In the aftermath of the Eritrean–Ethiopian War (1998-2000), both parties repatriated Prisoners of War (PoWs). The Algiers Peace Agreement enabled an independent commission to hear claims related to potential violations of international humanitarian law. This included an assessment as to whether POWs repatriation was made incompliance with IHL.
During the 2011 armed conflict in Libya, the Libyan National Transitional Council (NTC) launched a frontline manual on the fundamental rules of armed conflict and distributed it in various forms, including sending extracts as text messages on mobile phones and broadcasting non-stop radio and TV messages.
In the context of different internal conflicts in Sudan, both the Justice and Equality Movement (JEM) and the Sudan People’s Liberation Movement-North (SPLM-N) have released detainees in response to appeals from religious leaders, civil society organizations and prestigious national figures. The president of Uganda negotiated and oversaw the release.
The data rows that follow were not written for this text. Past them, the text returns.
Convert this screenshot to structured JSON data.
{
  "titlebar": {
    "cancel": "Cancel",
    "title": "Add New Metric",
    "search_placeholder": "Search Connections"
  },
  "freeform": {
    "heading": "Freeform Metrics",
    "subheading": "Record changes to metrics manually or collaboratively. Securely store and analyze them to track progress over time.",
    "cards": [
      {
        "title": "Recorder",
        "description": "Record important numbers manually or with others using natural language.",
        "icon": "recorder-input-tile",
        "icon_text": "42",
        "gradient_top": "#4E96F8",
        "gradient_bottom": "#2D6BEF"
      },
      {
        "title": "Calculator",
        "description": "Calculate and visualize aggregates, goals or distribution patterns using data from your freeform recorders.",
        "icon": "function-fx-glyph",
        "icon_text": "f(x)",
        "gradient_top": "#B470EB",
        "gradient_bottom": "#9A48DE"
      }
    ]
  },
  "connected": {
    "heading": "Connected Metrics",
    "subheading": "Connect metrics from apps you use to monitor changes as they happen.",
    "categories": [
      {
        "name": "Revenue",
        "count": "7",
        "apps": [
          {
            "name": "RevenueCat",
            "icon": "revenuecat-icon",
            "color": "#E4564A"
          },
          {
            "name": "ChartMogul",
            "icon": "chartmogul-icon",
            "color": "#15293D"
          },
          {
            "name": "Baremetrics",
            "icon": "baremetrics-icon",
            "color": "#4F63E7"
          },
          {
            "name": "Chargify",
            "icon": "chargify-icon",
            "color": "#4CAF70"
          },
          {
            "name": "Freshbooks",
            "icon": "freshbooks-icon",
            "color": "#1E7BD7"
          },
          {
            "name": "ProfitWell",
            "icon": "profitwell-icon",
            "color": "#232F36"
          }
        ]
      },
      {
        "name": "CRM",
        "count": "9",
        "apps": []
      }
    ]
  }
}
The Lusaka Ceasefire Agreement in 1999 included the commitment to release prisoners of war (POWs). Thanks to the support of the Security Council and the cooperation of different agencies and organizations, numerous POWs were eventually released by the Democratic Republic of the Congo (DRC).
During the 2002-2004 armed conflict in Côte d’Ivoire, members of the Ivoirian Defense Forces were released by the Forces Nouvelles on two occasions. This release occurred in accordance with the Amnesty Law passed by the Ivorian Government and in the context of a peace agreement achieved between the Ivorian Government and the rebel forces, facilitated by external actors such as France and the UN.
In 2015, the Sudan People’s Liberation Movement–North neutralized its stockpile of anti-personnel landmines following the signature of a Deed of Commitment, and with the technical help provided by experts from Geneva Call. Subsequently, the United Nations Mine Action Service, collaborating with the Sudanese Government continues to clear millions of square meters from unexploded ordnances (UXO) and landmines.